Cómo lenia recuperó su identidad a punta de huipiles
Preparada durante un año para la cuatroté, Lenia Batres usa la tradición textil para reclamar voz y trabajo frente a políticas públicas que a menudo invisibilizan a las artesanas.
Lenia Batres llegó al escenario de la cuatroté con la espalda erguida y un huipil que ella misma bordó. No fue solo una pieza de vestir: era un mapa de memoria. “Cada punto es una historia”, dice en entrevista con este periódico. Durante los últimos doce meses se dedicó a reconstruir diseños que su abuela ya no pudo enseñar, a recuperar tintes naturales y a negociar espacios de venta con ferias locales.

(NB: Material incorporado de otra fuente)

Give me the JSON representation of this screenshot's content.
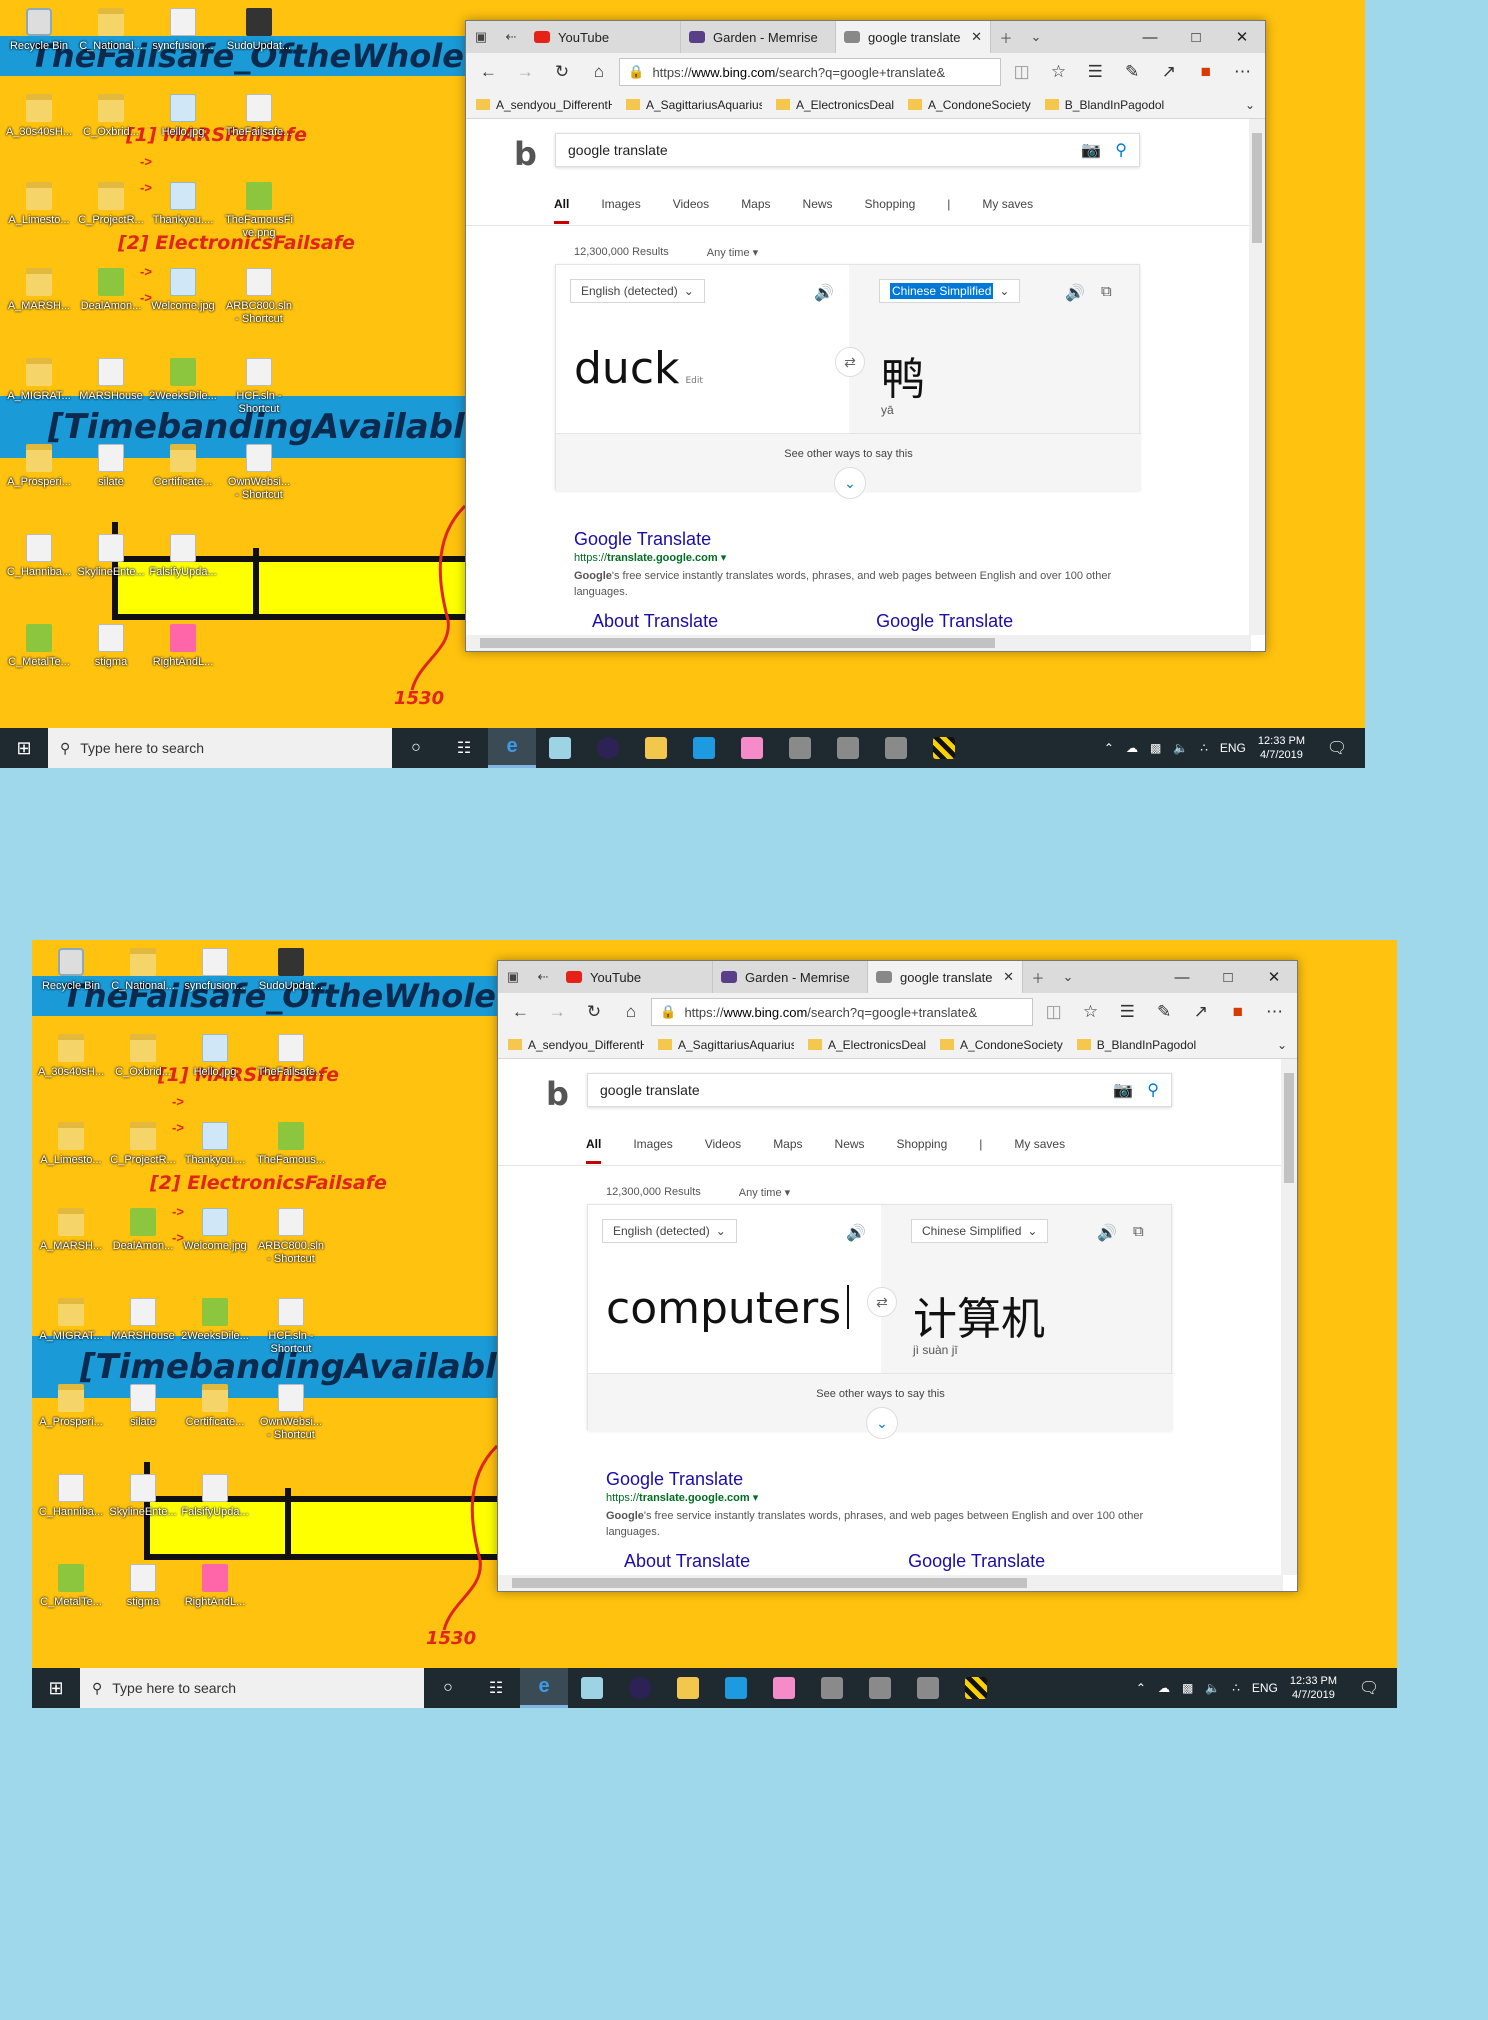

La historia de Lenia no es excepcional en lo humano, pero sí en su capacidad para convertir el trabajo doméstico en herramienta de reconocimiento. Según datos del Instituto Nacional de Estadística y Geografía (INEGI), millones de mujeres en zonas rurales mantienen prácticas textiles que alimentan economías familiares y protegen lenguajes y símbolos colectivos. Sin embargo, la protección institucional es desigual: la Secretaría de Cultura reconoce la importancia de estos saberes, pero los recursos asignados a programas de fomento a las culturas populares y a la capacitación productiva siguen siendo insuficientes, según artesanas y especialistas consultados por este diario.
El resultado es una doble presión. Por un lado, la demanda de auténticos huipiles crece en mercados urbanos y en plataformas de moda; por otro, las industrias de diseño tienden a apropiarse de motivos sin reconocer a las comunidades. “A veces me llaman para comprar un patrón y al final lo venden por miles sin preguntar a nadie”, explica Lenia. Investigaciones del Instituto Nacional de Antropología e Historia (INAH) y organizaciones civiles han documentado casos similares, donde la economía rápida desvaloriza el trabajo colectivo y acelera la pérdida de técnicas tradicionales.
Frente a ese panorama, Lenia apostó por la visibilidad institucional y comunitaria: impartió talleres gratuitos en su pueblo, organizó intercambios entre tejedoras y pidió que los huipiles presentados en la cuatroté mostraran el nombre del taller y el origen. Esa apuesta tuvo efectos concretos: compradores locales empezaron a reconocer la marca comunitaria y la feria donde ella participa, apoyada por la Secretaría de Cultura, le permitió mejorar precios y condiciones de venta.
Pero la experiencia deja claro un punto crítico. El apoyo puntual de ferias y programas no sustituye políticas públicas sostenidas: acceso a financiamiento sin intermediarios, formación en gestión comercial y mecanismos que protejan los derechos colectivos sobre diseños. Sin esas medidas, advierten académicos y activistas, la revalorización cultural corre el riesgo de quedarse en una anécdota esteticista, útil para campañas pero insuficiente para transformar vidas.
Lenia lo sabe. Mientras cose los últimos hilos de su huipil, habla de futuro: demanda que las autoridades locales y federales trabajen con las comunidades para regular la comercialización y garantizar ingresos dignos. “No quiero que mi abuela sea solo una imagen bonita en una galería; quiero que su nombre aparezca en el recibo que me paga”, dice. Esa frase resume una petición sencilla y profunda: reconocimiento cultural que vaya acompañada de justicia económica.
La experiencia de Lenia, documentada en esta crónica con datos de INEGI y testimonios locales, muestra que recuperar identidad no es solo volver a un pasado: es construir formas de vida sostenible. Si la política pública escucha, puede transformar esa tela en más que una prenda: en un proyecto de comunidad y dignidad.